18. Learned counsel for the parties before us, did not dispute that there have been more than a dozen circulars/notifi-cations/directions issued by the Reserve Bank of India, which deal with the subject of rate of interest to be charged from the landlords loanees and the manner of its calculation. A critical examination and application of those circulars was necessary to decide the complaint filed by the respondents against the appell-ant bank, which unfortunately the learned Ombudsman did not do. Since, an Ombudsman is appointed by virtue of the Scheme framed under Section 35 A of the Banking Regulation Act, 1949, he is obliged to comply with the directions/circulars and notifications issued by the Reserve Bank of India under Section 35 or 21 of the Act. He is also required to issue directions to Banks, based on those directions/circulars and ensure their compliance. The learned Ombudsman could not have ignored the circulars and direc-tions while dealing with the complaint filed by the respondent. The impugned award having been made ignoring various circu-lars/directions issued by the Reserve Bank of India, the same cannot be sustained. It is therefore, appropriate that we set aside the impugned award dated 26.2.1997 and remit the complaint to the learned Ombudsman (Hyderabad) for its fresh disposal in the light of the circulars/directions issued by the Reserve Bank of India with regard to charging of rate of interest from the landlord loanees, whose buildings are taken on lease/rent by the concerned bank and calculating the interest at quarterly rests. Accordingly, this appeal succeeds and is allowed. The complaint is remanded to the learned Banking Ombudsman, Hyderabad, for its fresh disposal in the light of the observations made hereinabove.

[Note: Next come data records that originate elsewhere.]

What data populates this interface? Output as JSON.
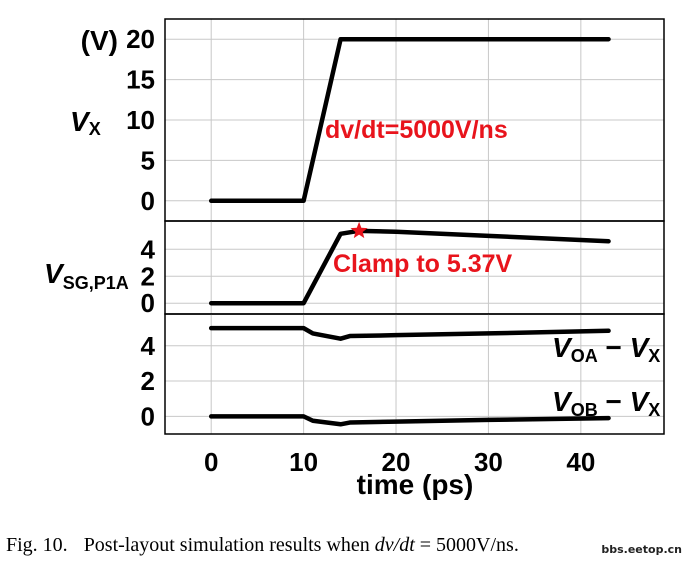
{
  "chart_data": [
    {
      "type": "line",
      "panel": "top",
      "ylabel_unit": "(V)",
      "ylabel_var": "V",
      "ylabel_sub": "X",
      "ylim": [
        -2.5,
        22.5
      ],
      "yticks": [
        0,
        5,
        10,
        15,
        20
      ],
      "xlim": [
        -5,
        49
      ],
      "grid": true,
      "series": [
        {
          "x": [
            0,
            10,
            14,
            43
          ],
          "y": [
            0,
            0,
            20,
            20
          ]
        }
      ],
      "annotations": [
        {
          "text": "dv/dt=5000V/ns",
          "x": 13,
          "y": 8.9
        }
      ]
    },
    {
      "type": "line",
      "panel": "middle",
      "ylabel_var": "V",
      "ylabel_sub": "SG,P1A",
      "ylim": [
        -0.8,
        6.1
      ],
      "yticks": [
        0,
        2,
        4
      ],
      "xlim": [
        -5,
        49
      ],
      "grid": true,
      "series": [
        {
          "x": [
            0,
            10,
            14,
            16,
            20,
            30,
            43
          ],
          "y": [
            0,
            0,
            5.15,
            5.37,
            5.3,
            5.0,
            4.6
          ]
        }
      ],
      "marker": {
        "x": 16,
        "y": 5.37,
        "shape": "star",
        "color": "#e8141c"
      },
      "annotations": [
        {
          "text": "Clamp to 5.37V",
          "x": 13.5,
          "y": 3.6
        }
      ]
    },
    {
      "type": "line",
      "panel": "bottom",
      "xlabel": "time (ps)",
      "xlim": [
        -5,
        49
      ],
      "xticks": [
        0,
        10,
        20,
        30,
        40
      ],
      "ylim": [
        -1.0,
        5.8
      ],
      "yticks": [
        0,
        2,
        4
      ],
      "grid": true,
      "series": [
        {
          "label_var1": "V",
          "label_sub1": "OA",
          "label_var2": "V",
          "label_sub2": "X",
          "x": [
            0,
            10,
            11,
            14,
            15,
            20,
            30,
            43
          ],
          "y": [
            5.0,
            5.0,
            4.7,
            4.4,
            4.55,
            4.6,
            4.7,
            4.85
          ]
        },
        {
          "label_var1": "V",
          "label_sub1": "OB",
          "label_var2": "V",
          "label_sub2": "X",
          "x": [
            0,
            10,
            11,
            14,
            15,
            20,
            30,
            43
          ],
          "y": [
            0,
            0,
            -0.25,
            -0.45,
            -0.35,
            -0.3,
            -0.2,
            -0.1
          ]
        }
      ]
    }
  ],
  "caption": {
    "label": "Fig. 10.",
    "text_before": "Post-layout simulation results when ",
    "math": "dv/dt",
    "text_after": " = 5000V/ns."
  },
  "watermark": "bbs.eetop.cn"
}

19. Since, we are remanding the complaint for its fresh disposal on merits, we have refrained from expressing any opinion on the effect of various circulars/directions and notifications issued by the Reserve Bank of India on the subject under consideration. In case the circulars/directions/ notifications were not placed before the learned Ombudsman earlier, the same shall be permitted to be brought on the record by the learned Ombudsman and the parties given an opportunity to have their say in regard thereto.
20. The appeal is disposed of in above terms. No costs.